My first seven jobs? I was the head of a plum thinning crew, aged 14 (it was my first experience of a leadership role!). Number two, a summer lifeguard and swimming instructor. After college, I worked in advertising and marketing for a lifestyle magazine. Job number four was Director of Research for a political research company in Washington DC. After that, I went to work for Washington Mutual, in its very early days, creating new marketing programs. Jobs number six and seven would have been promotions at Washington Mutual. I stayed there until I ended up as the president of retail banking.

Now, what I find most satisfying is helping others develop their leadership skills. I’m a sounding board for them, helping them to think through issues by posing questions that cause them to ponder on the answers. You cannot have sustainable, effective leadership without the leader having very strong active listening skills, particularly when you’re going through times of disruption or venturing in to the unknown.

Going from an exec to non-exec or advisory role is like going from being a parent to a grandparent. As a parent you’re making all the decisions. As a grandparent, you’re trying to give really good advice, only stepping in when things get really tough.

I’ve had several mentors, but the one who stands out is the former CEO of Washington Mutual, a gentleman by the name of Lou Pepper. He made sure I was addressing the right meetings in the right peer groups and went out of his way to really give me chances to succeed. I was incredibly blessed to have him in my life for the better part of three and a half decades. 

As you go up in age, you better start learning from the group below you. I now get mentored by a lot of the people who look to me. I’m learning about digital and innovation from my clients who are the CEOs of early stage companies. It’s important, I think, to learn from people who are part of a bigger group than you. Staying relevant is the most important thing.
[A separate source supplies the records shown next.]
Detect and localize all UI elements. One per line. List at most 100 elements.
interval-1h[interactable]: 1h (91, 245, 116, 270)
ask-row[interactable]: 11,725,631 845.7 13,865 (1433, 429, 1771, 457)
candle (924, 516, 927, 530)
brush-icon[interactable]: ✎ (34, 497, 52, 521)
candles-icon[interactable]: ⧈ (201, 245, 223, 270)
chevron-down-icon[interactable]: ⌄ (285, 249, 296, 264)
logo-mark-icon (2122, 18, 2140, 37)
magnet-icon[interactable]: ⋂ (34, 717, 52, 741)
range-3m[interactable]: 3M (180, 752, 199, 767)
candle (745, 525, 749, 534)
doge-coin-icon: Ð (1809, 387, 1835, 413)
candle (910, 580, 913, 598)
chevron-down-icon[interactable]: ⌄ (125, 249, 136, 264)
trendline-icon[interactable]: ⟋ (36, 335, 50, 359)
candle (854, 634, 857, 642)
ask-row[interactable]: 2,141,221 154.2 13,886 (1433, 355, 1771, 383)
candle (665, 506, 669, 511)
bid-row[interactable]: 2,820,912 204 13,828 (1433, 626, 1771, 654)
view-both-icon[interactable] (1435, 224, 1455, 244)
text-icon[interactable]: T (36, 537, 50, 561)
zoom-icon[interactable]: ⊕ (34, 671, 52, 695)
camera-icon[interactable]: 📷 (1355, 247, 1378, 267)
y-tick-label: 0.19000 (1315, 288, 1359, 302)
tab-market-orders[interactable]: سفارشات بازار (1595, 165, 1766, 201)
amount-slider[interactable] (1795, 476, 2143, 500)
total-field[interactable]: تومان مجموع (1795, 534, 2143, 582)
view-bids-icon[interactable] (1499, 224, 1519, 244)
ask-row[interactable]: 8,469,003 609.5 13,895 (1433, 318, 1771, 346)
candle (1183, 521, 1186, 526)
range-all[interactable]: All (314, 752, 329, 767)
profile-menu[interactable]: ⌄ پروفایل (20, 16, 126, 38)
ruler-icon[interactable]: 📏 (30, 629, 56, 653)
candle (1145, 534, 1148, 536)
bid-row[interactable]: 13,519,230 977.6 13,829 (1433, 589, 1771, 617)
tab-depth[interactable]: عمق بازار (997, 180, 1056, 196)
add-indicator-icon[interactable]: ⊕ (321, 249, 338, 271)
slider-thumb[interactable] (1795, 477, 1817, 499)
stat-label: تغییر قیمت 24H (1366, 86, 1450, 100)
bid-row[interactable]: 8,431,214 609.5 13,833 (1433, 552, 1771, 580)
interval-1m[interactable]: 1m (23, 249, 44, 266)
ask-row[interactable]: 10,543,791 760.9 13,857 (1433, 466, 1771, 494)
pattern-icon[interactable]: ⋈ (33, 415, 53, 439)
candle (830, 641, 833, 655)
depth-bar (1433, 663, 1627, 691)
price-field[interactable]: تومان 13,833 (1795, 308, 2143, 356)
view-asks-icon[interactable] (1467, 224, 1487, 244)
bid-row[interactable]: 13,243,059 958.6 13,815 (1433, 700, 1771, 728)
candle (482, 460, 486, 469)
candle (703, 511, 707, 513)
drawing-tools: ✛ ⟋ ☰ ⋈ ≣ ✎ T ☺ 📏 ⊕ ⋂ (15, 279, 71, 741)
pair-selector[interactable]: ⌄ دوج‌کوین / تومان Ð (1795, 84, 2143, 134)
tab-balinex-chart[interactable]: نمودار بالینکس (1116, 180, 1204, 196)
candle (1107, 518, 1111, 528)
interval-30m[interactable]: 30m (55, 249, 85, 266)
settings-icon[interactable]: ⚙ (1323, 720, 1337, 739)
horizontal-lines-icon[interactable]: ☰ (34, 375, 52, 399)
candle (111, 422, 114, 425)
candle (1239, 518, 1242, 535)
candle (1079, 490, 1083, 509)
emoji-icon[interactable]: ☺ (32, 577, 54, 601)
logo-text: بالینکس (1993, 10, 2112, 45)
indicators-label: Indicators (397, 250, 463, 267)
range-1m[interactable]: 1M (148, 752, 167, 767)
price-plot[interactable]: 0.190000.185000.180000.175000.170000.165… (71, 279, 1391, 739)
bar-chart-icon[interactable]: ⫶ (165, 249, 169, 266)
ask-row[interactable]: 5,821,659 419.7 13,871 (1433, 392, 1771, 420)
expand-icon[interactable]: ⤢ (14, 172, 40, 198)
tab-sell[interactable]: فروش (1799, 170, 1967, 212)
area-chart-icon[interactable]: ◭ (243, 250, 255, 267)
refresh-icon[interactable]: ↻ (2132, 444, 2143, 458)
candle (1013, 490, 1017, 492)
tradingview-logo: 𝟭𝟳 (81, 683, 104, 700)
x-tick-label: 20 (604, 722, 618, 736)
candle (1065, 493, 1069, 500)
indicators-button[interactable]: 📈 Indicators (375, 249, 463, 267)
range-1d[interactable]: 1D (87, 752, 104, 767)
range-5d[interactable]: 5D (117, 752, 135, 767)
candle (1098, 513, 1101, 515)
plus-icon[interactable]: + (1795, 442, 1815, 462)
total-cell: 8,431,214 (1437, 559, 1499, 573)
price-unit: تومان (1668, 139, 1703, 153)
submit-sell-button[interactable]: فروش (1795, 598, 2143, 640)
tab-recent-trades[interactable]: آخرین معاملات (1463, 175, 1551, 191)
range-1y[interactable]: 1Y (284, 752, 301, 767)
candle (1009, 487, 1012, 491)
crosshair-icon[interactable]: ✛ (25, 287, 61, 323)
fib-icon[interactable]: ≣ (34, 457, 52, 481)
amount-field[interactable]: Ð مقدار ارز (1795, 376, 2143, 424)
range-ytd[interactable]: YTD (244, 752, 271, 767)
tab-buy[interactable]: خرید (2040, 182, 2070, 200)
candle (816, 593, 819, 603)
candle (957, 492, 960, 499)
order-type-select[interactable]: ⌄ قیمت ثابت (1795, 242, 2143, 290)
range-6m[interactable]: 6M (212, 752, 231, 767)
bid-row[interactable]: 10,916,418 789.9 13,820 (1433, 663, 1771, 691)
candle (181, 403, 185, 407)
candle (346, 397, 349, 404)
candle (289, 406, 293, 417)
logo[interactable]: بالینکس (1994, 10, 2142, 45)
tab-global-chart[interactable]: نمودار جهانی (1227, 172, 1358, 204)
A great communications professional has to be able to read trends and be very nimble without getting whiplash or losing their direction. They have to be the perfect blend of left and right brain – able to appreciate data, without over-analysing it.

You are only bound by your imagination and your ability to create opportunities and support for what you want to do. Twenty years ago, you would have had a hard time reaching an audience without a very programmed, corporate structure of communication. Today, there’s so much opportunity to go outside that. You are only limited by your capability to creating something that’s relevant, and timely, that others want to tune into.